I’ve got three teenage children, so I’m used to hearing excuses. I think often of the old management cliche, “Don’t bring me problems, bring me solutions.” It is a principle I am trying hard to communicate to my offspring. The specific presentation varies by kid. My usual phrase to my oldest, a boy age 16: “Don’t use your intelligence to construct a persuasive excuse. Use it to find a way to get it done.”
It occurred to me that this principle has application to an issue that has appeared often in this blog in recent months, which is the arguments for and the implications of a secular low-return investment environment.
We recently parted ways with a long-term client. He was referred to us in his late 40s, when he was just starting his career in a new profession, and very concerned that he would never be able to accumulate enough wealth for a secure retirement. We put together a strategy for him, which worked. Over fifteen years, from a near standing start, he accumulated almost $2 million of net worth.
Then it was time to retire, and he left our practice. The biggest reason was our projection that future investment returns will be low, in the 4% per year range. He reasoned that 4% returns would not support his intended spending level, so he needed an adviser who would project higher returns.
In reality, projections of returns have no impact on actual returns, except insofar as they inform portfolio allocations. Back in 1999, at the peak of the tech-bubble, when markets were the most expensive in history, we projected 4% returns going forward. Most of our peers projected returns north of 12%, and stayed heavily committed to tech. Our clients made money when tech collapsed, while the clients of many of our over-optimistic peers lost money, 80% or more in the cases of those who bought heavily into the tech story.
But my now ex-client has alerted me to an issue I’ve not addressed well. We are concerned that current valuations suggest low long-term returns going forward. I am confident we will be right — in the long term. In the short run, it is entirely possible the U. S. stock market will be up 30% next year — or down by a similar amount. We believe we have robust mechanisms to understand the long-term potential of financial markets, and we cheerfully acknowledge we haven’t a clue what will happen next week.
Yet, as I’ve made clear in recent months, those long-term returns trouble me. We believe our central mission, on behalf of our clients, is to “get their (stuff) done.” Not to talk about it. To help them succeed, in a practical, dollars-and-cents way, regardless of the market context.
So what are we doing to “get it done?” I have mentioned our recent increase in baseline cash, intended to provide dry powder for buying in the event of a market decline. But this is only one component of a range of strategies we are pursuing to address this problem of low returns.

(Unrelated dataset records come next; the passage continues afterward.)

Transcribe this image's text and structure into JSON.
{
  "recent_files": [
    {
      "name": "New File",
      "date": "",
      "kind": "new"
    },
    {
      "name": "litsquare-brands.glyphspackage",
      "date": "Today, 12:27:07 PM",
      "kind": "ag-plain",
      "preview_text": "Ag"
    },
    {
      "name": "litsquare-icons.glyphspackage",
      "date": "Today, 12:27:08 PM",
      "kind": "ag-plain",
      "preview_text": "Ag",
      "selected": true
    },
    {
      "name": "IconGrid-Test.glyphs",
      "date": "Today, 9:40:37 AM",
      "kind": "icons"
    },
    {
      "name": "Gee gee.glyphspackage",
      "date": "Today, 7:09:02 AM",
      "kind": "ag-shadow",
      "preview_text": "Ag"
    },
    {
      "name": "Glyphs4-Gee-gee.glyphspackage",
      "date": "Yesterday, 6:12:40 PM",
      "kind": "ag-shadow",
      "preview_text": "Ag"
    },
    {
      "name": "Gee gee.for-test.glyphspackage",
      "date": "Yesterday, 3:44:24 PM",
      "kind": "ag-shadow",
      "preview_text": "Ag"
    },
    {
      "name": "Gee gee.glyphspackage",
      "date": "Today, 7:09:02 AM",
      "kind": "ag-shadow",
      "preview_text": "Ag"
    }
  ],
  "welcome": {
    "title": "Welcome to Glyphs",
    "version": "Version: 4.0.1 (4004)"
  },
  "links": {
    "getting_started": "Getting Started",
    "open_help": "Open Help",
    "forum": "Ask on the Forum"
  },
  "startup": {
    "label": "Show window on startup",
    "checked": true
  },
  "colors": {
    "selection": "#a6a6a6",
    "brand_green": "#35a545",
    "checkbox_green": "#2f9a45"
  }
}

We are part of a monthly study group that meets in our conference room for dinner and discussion. The membership includes a spectrum of smart folks from various investment firms, including a senior pension executive for a Fortune 500 company, value equity managers, stock analysts, a mergers-and-acquisitions consultant, and an institutional salesman. This group has been a wonderful resource in helping us to clarify our thinking and improve our strategies. Our last few meetings have focused on this issue of low returns. Last week, we presented some ideas about how we might improve returns, in the context of our DYCOPS portfolio strategy. The discussion was lively, and as usual we ended the evening with a list of practical questions needing future research.
Briefly, here is what we are thinking. Our portfolio strategy varies ownership of paired asset classes (stocks vs. bonds, bonds vs. real estate securities, U. S. vs. foreign stocks, growth vs. value managers, and so on), according to relative values. Our methodology has been quite successful at identifying actionable valuation anomalies, and then over-weighting under-priced asset classes, thereby enhancing long-term returns at the margins. Over fifteen years, our analysis suggests a representative client portfolio at a Moderate Risk level has realized about a 1.4% per year advantage net of fees. That return advantage was not constant, but highly episodic, and concentrated during the tech crash of the early 2000s.
If we’ve gotten the asset allocation right, why have we reaped such small advantage? It appears the answer may be the degree of constraint we impose on our portfolios. Consider that same Moderate Risk portfolio, with a baseline stock allocation of 58%. In late 1999, with the U. S. stock market trading at 40 times trailing ten-year earnings, we cut that stock allocation all the way down to…50%. In early 2009, with the U. S. stock market trading at only 10 times trailing earnings, placing stocks at the lowest price relative to bonds since 1953, we increased our stock holdings all the way up to…68%.
These were among the largest relative-valuation anomalies in the modern history of the financial markets, and our response was a less-than-10% move in the core holding in our portfolio, common stocks.
Why not a bigger move? If we had made a larger bet, what might we have earned? At what cost? We are investigating all of those questions, using the most detailed and specific attribution analysis we have ever performed. Our aim is to quantify the potential economic benefits and costs of a less-constrained strategy.
The point of what has turned into a much longer than usual blog post is this — we are confident in our perspective on valuations. We got it right in 1999 and in 2008-09, when most of our peers got it wrong. Our clients benefited. We are guardedly optimistic that we have it right again today, and that returns will be lower than we like in future.
We know that is a problem. Over the next few months, I intend to have some significant thoughts to offer about possible solutions to the problem of low returns.